Rossi afirma que ficou muito mais calmo depois que começou os desenhos. “Até minha mãe falou”, diz. Ele se considera uma pessoa ansiosa e diz acreditar que os livros realmente o acalmam, até mesmo quando não está colorindo. “Estou tendo mais paciência com tudo.”

No entanto, o arteterapeuta Marcos dos Reis Nogueira lembra que, por mais calmante que possa parecer, esse processo de colorir por si só não é arteterapia. Ele explica que a arteterapia é um processo de análise, feito com acompanhamento de um profissional formado para isso, que usa a arte como uma ferramenta para o que não consegue ser acessado por meio da fala.

“Aquele símbolo produzido, aquela imagem, passa para uma análise junto com o arteterapeuta. A gente vai entender os significados por trás daquela produção, os traumas”, além de desenvolver habilidades para lidar com as questões psicológicas.

Agora se, por outro lado, você engaja na atividade por querer pertencer a um determinado grupo, ou simplesmente porque é a moda do momento, a pressão, a cobrança e a comparação podem fazer com que o hobby se torne uma fonte de ansiedade e frustração.

“A gente pode cair nesse padrão mesmo sem querer, porque para nós pertencer é muito importante”, explica Souza. “Isso acontece também se você cria um nível de dificuldade muito grande e se compara com as pessoas nas redes sociais.”

A neurocientista lembra que, se há a comparação com as redes sociais, a atividade acaba fugindo de seu princípio de ser uma atividade desconectada, longe de telas.
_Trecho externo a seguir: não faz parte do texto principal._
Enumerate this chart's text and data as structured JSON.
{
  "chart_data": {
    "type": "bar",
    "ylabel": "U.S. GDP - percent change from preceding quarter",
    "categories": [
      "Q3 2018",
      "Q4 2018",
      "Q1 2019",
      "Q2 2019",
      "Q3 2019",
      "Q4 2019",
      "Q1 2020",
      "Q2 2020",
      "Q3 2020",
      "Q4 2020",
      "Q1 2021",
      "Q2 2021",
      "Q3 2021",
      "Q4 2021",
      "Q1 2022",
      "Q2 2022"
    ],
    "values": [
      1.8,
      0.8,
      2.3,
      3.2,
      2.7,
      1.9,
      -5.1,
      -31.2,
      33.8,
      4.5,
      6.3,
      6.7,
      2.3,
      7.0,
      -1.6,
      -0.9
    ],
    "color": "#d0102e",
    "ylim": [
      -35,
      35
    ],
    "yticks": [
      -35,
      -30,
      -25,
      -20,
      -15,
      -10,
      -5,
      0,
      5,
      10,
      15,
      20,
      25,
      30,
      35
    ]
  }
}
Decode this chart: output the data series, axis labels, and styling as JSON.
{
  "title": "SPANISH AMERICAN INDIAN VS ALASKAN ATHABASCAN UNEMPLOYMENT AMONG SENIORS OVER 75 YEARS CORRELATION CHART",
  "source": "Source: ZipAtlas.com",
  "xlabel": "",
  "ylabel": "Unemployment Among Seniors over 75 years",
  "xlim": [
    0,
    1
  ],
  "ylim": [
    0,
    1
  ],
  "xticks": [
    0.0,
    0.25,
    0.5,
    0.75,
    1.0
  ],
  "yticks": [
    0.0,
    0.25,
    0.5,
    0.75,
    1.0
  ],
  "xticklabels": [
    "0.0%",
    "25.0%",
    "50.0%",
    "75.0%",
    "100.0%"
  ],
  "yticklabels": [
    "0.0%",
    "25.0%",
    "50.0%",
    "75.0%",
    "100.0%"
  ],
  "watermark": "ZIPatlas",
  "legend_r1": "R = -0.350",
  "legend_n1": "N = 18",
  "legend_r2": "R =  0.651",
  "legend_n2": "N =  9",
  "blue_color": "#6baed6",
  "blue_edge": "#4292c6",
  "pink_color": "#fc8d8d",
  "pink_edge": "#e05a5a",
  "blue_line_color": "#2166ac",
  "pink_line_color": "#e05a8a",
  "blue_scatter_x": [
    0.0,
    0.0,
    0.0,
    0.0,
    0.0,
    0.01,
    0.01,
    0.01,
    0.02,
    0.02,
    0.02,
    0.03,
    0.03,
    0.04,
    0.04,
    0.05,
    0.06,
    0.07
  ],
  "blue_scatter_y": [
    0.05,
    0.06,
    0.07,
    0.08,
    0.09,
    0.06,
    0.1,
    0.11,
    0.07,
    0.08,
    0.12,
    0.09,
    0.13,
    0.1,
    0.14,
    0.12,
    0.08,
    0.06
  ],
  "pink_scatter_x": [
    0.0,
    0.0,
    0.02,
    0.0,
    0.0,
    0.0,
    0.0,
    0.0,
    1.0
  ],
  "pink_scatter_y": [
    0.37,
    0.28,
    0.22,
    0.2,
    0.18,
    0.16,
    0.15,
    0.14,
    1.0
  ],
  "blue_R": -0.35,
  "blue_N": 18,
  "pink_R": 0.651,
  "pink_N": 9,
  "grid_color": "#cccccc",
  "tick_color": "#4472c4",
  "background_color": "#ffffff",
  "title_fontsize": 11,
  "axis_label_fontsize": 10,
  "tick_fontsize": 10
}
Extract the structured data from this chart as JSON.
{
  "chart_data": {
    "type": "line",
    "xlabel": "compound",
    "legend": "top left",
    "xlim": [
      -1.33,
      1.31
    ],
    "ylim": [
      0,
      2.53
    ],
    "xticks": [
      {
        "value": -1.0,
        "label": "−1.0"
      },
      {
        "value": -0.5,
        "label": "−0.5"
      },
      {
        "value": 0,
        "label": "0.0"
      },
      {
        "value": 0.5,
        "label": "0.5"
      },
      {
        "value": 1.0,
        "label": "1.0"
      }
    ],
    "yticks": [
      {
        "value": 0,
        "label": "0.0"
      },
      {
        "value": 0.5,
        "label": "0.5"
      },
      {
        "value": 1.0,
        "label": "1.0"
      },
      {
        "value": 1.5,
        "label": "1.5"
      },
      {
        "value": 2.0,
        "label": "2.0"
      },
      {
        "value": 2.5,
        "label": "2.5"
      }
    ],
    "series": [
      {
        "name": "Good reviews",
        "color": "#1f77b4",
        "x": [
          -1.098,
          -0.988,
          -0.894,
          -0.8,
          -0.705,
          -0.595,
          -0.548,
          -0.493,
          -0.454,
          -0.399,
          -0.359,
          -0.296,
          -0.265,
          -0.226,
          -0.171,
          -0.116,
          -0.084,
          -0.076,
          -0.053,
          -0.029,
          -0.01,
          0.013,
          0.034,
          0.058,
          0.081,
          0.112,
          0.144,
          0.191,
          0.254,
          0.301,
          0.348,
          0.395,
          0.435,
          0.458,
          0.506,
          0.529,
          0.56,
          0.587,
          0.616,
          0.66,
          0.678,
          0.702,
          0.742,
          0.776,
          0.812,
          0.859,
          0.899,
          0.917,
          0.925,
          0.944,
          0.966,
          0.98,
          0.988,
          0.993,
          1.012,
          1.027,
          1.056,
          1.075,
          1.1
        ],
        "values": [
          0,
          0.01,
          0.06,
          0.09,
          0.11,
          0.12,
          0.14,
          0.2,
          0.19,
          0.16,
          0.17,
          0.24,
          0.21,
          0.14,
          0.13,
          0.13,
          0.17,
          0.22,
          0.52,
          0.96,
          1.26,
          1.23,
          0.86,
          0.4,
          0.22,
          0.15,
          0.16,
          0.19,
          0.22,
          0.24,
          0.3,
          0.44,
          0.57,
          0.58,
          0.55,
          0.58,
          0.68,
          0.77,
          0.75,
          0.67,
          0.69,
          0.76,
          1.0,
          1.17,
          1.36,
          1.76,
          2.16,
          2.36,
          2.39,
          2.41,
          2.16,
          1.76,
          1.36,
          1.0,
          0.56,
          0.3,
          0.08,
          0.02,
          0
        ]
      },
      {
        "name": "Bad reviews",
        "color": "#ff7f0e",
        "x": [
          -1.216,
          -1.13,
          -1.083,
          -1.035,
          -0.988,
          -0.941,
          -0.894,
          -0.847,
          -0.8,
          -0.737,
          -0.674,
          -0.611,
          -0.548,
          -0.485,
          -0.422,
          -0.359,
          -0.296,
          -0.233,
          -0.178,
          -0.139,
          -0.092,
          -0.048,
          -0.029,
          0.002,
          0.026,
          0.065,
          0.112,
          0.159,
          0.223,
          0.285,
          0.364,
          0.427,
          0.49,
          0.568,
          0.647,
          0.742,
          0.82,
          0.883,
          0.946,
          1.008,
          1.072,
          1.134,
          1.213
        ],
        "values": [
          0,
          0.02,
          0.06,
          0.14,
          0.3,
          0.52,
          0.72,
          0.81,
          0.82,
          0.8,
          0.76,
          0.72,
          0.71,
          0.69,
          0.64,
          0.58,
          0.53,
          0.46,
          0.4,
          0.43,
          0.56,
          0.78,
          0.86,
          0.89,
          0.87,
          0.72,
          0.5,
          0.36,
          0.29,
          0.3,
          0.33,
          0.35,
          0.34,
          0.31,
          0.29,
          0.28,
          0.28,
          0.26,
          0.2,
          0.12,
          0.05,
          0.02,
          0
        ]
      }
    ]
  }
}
Isso faz também com que seja diferente assistir aos vídeos de pessoas colorindo e de fato produzir algo.

Nogueira explica que é porque o processo da arte exige criatividade e desafio. “Trabalhar com as cores, os materiais, a argila, os pincéis vai afetar aquela pessoa, trazendo para ela benefícios que vão durar para vida toda.”

Ele reforça que quando ficamos apenas nas telas, sem colocar a mão na massa para elaborar, criar, brincar e imaginar, corremos o risco de nos tornarmos humanos menos criativos.